Je suis pas vraiment ton ami, mais là, j'ai envie de faire comme si. C'est ce que voudrait dire le petit boï, tous les soirs dans le creux de ton oreille.
La nuit, c'est à eux que je parle. Tes renards blancs te suivent, toi la chef de ta meute. Je suis content que tu sois différente, je suis heureux de savoir que quelque part tu respires le même air. J'aimerai juste parfois, retourner sur ta fréquence.
J'attendrai. J'attendrai que tu boucles cette histoire. J'attendrai que tu changes de trottoir, que tu comprennes qu'on évolue chacun de notre côté et qu'une fois qu'on sera prêts, il n'y aura que des sourires dans nos gorges grasses. Que j'accepterai n'importe quoi pour qu'on puisse continuer de se tenir la main et qu'ensemble on n'aura plus jamais à avoir peur de rien.
J'ai entendu ce qu'il y avait dans ton ventre, tu sais ce qui se passe dans mon corps quand tout tremble. C'est une vieille histoire que de voir des loups et des renards prendre les mêmes chemins.
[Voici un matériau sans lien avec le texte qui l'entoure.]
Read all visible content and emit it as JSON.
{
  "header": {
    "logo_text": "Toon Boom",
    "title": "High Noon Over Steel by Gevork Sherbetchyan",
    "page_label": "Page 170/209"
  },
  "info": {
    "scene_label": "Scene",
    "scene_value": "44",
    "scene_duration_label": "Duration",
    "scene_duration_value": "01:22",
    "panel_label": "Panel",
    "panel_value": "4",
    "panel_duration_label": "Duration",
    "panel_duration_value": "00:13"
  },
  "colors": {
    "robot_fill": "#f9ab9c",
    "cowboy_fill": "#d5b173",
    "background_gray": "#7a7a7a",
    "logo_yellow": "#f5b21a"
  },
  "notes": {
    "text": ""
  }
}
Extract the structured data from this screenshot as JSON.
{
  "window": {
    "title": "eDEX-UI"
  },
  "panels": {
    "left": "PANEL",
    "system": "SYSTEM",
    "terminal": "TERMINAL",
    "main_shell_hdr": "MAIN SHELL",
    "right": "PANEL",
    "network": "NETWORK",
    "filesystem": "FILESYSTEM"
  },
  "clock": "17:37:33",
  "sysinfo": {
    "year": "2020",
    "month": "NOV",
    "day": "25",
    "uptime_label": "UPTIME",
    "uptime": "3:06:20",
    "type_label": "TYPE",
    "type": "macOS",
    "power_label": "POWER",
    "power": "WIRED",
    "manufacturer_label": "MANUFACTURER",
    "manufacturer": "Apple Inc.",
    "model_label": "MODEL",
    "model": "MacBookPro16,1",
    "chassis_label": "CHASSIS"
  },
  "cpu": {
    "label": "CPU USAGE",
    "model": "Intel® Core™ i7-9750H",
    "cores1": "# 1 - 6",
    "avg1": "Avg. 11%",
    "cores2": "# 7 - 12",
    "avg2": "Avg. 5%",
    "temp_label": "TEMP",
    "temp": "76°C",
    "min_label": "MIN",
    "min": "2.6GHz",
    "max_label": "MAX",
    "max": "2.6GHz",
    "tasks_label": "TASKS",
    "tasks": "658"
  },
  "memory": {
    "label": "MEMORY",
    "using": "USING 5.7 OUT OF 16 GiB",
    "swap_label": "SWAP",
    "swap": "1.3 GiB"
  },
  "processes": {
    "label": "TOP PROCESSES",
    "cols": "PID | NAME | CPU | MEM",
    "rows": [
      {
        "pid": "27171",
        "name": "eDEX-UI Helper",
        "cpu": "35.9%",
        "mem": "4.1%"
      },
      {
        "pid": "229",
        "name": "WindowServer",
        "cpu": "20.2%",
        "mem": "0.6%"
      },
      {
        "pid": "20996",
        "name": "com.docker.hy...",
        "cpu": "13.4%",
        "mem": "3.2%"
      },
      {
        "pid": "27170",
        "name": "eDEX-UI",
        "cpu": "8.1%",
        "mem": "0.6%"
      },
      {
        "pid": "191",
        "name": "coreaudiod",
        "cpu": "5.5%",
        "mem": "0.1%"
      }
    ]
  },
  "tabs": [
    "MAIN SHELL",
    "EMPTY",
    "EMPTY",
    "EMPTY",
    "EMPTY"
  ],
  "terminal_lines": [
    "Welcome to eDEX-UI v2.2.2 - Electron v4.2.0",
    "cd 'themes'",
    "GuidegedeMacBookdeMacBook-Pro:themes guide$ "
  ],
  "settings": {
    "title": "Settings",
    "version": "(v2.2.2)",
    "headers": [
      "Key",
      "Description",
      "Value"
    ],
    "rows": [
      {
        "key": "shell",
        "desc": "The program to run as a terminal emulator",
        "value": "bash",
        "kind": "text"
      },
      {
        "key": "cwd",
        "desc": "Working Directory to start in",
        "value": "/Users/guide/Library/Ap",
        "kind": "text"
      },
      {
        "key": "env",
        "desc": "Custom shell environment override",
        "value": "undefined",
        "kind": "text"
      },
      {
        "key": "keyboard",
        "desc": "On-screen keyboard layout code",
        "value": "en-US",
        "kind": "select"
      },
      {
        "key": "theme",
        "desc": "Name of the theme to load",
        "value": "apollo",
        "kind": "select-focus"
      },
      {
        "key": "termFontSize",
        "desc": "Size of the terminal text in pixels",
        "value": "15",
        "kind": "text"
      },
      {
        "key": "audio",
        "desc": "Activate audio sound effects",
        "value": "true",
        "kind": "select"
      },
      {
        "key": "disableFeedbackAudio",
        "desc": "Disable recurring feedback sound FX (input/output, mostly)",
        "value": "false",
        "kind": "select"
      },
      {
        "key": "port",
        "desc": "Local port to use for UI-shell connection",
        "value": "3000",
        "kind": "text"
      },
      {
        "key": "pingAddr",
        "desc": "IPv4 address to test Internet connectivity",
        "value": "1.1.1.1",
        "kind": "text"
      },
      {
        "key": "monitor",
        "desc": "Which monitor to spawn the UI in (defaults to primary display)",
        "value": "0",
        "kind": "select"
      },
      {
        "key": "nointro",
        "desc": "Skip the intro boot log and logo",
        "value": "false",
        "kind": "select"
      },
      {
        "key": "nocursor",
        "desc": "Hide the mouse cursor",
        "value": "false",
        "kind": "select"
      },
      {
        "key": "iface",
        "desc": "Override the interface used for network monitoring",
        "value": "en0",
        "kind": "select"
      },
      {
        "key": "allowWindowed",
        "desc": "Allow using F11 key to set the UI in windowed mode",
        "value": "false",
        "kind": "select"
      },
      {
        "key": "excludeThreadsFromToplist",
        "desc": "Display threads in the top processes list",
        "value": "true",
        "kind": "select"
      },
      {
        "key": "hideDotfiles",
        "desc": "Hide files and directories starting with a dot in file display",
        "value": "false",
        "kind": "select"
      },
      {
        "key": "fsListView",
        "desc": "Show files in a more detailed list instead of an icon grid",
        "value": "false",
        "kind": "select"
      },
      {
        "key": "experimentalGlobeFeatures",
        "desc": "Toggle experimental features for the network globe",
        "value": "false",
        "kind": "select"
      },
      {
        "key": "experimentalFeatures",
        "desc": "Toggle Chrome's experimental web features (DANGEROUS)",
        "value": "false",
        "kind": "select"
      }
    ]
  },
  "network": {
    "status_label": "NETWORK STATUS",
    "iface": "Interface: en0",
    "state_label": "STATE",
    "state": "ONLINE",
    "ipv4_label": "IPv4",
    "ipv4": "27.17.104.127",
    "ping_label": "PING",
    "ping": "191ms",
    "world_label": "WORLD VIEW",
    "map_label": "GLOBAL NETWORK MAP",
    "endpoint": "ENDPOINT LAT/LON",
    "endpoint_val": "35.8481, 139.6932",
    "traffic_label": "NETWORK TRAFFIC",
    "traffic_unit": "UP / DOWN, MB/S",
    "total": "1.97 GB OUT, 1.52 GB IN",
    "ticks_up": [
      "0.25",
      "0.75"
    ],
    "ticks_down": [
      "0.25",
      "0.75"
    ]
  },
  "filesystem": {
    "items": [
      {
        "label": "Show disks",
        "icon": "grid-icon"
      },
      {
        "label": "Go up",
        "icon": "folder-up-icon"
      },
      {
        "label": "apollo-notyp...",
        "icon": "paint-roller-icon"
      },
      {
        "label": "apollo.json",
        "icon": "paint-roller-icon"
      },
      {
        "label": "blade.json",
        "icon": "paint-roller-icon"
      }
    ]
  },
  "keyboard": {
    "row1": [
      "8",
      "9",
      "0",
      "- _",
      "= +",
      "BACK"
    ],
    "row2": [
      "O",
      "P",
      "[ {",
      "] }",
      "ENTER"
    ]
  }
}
Je le sais, je l'ai lu.
T'arriveras pas à me faire changer d'avis.
On est taillés dans le même bois, on a juste pas les mêmes fissures.
Je suis pas magicien des mots, encore moins pour ton cerveau. je t'ai vu trembler et rougir, je sais que ce que je dis trace son chemin jusqu'au fond de ton ventre. Si le soir ça va mal, rappelle toi qu'on a existé, qu'on continuera d'exister.
Si y'a bien un endroit qu'était pas encore tatoué, tu viens d'y graver ton nom à tout jamais. Si t'es cap de savoir où c'est, t'as juste à me le demander.
Sans déconner le jour où tu reviens, mille bonbons roses qui piquent pour toute la vie.